苏慕织笑着来到江临渊身边,抢过他手上手机,直接朝着赵秋罗扔了过去。
你抢手机打我手干嘛?!让你演戏你还偷偷夹杂私货!
江临渊偷偷踩了一下她。
“呵呵,你还不满了?”
苏慕织抓着江临渊的衣领,把他往自己身前拉。
很用力,一看就是借这个机会发脾气的!
“苏慕织,我说我和江临渊没什么,你相信吗?”
赵秋罗摁下视频电话的挂断键,然后抬头看向苏慕织,微微笑着。
“不演了?”
苏慕织看了她一眼。
“你男朋友刚刚要不拆穿的话,我还是可以继续的。”
赵秋罗看向一边江临渊,浅浅笑了下。
“无所谓,不影响我对你的态度。”
苏慕织双手搂在江临渊的脖子上,扭头看向她,淡淡地说道。
赵秋罗看了眼丝毫不慌张的江临渊:
“你觉得你男朋友很好吗?苏慕织,他知道我是在引诱他,但他还是乐此不疲地应了下来,不是吗?”
“扑哧。”
苏慕织忽地笑了下:
“逗狗玩呢,你还真以为他对你有意思?”
赵秋罗的脸色变得有些不好看,讥讽道:
“你今晚再晚来一会儿,说不定就说不出这话了。”
“看着你发情吗?”
苏慕织懒懒散散地说着。
“谁知道呢?也许是两个人发情。”
赵秋罗冷冷道。
苏慕织一点也不理会,手轻轻搭在江临渊的锁骨处,嘴巴靠在他的耳边,轻语般说着:
“他不会做出这种事情来,因为,我已经把他调教得很好了,你说对不对?”
这个小苏,怎么还加动作戏!
“小苏,我只爱你一个人。”
江临渊低着头,这样说着。
像是解释,更像是一种认错。
赵秋罗看着两人这样,更加确信了自己的想法。
江临渊不是那种安分老实的人,苏慕织又是一个控制欲极强的变态。
他怎么可能老老实实听她的话?处于这种高压环境下,他总会需要发泄的一天吧。
“苏慕织,你还是这么让人讨厌啊。”
赵秋罗感叹着说。
你只会控制,只会压迫,一副高高在上瞧不起任何人的样子,你这样的人,也配拥有爱情?
别开玩笑了。
“你的事我之后再和你清算,现在,你就乖乖站在一边,不许说话。”
苏慕织纤细的手指顺着江临渊的脖子一点点往上游走,锁骨,喉结,最后食指轻轻搭在了他的嘴唇上:
“说一句话,你接下来一个月就一步都不能出门。”
眼神很冷,语气里透着威胁。
给你演爽了!
江临渊感觉小苏简直就是本色出演,但为了刷卡,他还是选择低下来了小脑袋。
就当玩角色扮演了。
江临渊点点头,故意用余光偷偷看了眼赵秋罗。
但下一瞬,苏慕织的手就搭在了他的脸上,顺着向上,撑大了他的眼睛,微微笑着:
“眼睛也不许看别人,等松开手,你就闭起来。”
江临渊继续点头
“很好,我很喜欢听话的人。”
苏慕织满意地点点头,松开手,在她转头的一瞬,江临渊对着她耳朵吹了口气。
让你演戏,没让你代入!
“唔……”
苏慕织脸有些红,不满地瞪了他一眼。
江临渊虚着眼,还是一副乖乖听话的样子。
这个人……!
“做你男朋友真可怜啊,被你压成这样,你有把他当人看吗?”
赵秋罗看着江临渊的样子,笑着对着苏慕织说道:
“你知道吗?他和我聊天的时候,可不像这样这么死寂。
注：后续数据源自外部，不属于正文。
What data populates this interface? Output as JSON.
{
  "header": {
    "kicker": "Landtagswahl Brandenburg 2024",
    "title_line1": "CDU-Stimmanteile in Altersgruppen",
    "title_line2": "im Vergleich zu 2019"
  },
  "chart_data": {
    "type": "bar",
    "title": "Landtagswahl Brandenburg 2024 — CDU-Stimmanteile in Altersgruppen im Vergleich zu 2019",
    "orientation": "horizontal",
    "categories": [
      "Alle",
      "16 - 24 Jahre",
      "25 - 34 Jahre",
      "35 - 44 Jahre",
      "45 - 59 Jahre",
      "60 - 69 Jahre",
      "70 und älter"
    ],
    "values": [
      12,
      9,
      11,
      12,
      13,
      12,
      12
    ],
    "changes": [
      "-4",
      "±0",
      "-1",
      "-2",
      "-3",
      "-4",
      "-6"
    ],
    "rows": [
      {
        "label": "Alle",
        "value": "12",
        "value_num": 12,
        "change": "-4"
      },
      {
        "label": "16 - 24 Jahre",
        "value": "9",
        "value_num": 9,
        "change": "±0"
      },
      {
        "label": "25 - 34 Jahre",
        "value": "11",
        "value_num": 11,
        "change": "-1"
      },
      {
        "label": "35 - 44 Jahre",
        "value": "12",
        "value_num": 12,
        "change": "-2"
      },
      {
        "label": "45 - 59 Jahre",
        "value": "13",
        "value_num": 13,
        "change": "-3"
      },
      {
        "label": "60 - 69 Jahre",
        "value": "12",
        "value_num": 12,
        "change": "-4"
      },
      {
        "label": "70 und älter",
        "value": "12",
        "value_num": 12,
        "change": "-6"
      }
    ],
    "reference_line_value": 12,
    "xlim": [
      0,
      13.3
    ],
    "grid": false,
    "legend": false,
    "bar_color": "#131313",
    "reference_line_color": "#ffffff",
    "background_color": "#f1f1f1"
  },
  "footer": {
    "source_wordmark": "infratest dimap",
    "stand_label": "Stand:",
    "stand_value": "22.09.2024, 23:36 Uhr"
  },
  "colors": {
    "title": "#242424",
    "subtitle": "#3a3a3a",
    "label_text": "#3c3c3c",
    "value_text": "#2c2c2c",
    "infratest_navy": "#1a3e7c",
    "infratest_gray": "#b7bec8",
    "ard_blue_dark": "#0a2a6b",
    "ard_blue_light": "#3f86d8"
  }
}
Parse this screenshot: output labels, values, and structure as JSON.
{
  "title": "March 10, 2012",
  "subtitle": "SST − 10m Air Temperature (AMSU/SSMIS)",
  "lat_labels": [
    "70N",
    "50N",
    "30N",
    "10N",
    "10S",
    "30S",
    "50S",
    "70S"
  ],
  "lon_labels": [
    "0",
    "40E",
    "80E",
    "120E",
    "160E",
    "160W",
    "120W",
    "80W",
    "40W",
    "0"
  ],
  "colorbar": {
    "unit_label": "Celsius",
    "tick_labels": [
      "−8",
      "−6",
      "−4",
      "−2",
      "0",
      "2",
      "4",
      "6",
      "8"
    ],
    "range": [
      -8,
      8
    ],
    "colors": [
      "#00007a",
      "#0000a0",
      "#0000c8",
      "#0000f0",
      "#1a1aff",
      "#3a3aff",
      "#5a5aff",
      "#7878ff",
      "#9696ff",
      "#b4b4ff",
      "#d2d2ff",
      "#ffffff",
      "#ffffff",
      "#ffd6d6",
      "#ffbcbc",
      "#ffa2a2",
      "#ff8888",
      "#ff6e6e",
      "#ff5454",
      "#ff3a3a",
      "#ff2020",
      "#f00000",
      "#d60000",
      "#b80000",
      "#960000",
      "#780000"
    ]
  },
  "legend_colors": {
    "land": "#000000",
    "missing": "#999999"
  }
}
”
怪不得明明知道我是故意的也愿意上钩。
苏慕织,你不懂得怎么珍惜,就别管别人了。
“呵呵,是我让他这么做的哦,就是想看看你在打什么主意而已。”
苏慕织无所谓地说,盯着赵秋罗,笑着:
“他所作的一切都是出于的我意愿呢,和你聊天的时候他脑子里在想我,看你表演的时候他脑子里也在想我,你小丑一般的表演,只能当作我和他之间的润滑液而已。”
“真恶心啊,我从以前就觉得了。”
赵秋罗丝毫不客气地说着:
“你和你妈一样,目中无人,不……比目中无人还要恶心,你们把所有人当作一件物品来看,全然不顾他人感受。”
苏慕织望着她,道:
“你和我妈妈接触过?”
“我见过她一面。”
赵秋罗讥笑着:
“小灵被退学的那段时间,我去校长室想替她讨个公道的时候,正好遇见了她。”
“小灵是谁?”
“向你告白的那个女生啊!”
赵秋罗忍不住大喊着。
“哦。”
苏慕织不屑的笑了一下:
“你和她关系很好?来报复我的?”
“这是一方面理由,但更多的,我是单纯出于对你这个人的厌恶。”
赵秋罗盯着苏慕织:
“你知道小灵为了那场告白,鼓起了多少勇气吗?!你不体谅她就算了!居然还逼着她转校退学!?”
“莫名其妙。”
苏慕织眉头轻挑,呵呵笑了下:
“我和她关系很好吗?很熟悉吗?突然就跑到面前当着那么多人的面就向我表白?这不是恶心我吗?还是个女的。”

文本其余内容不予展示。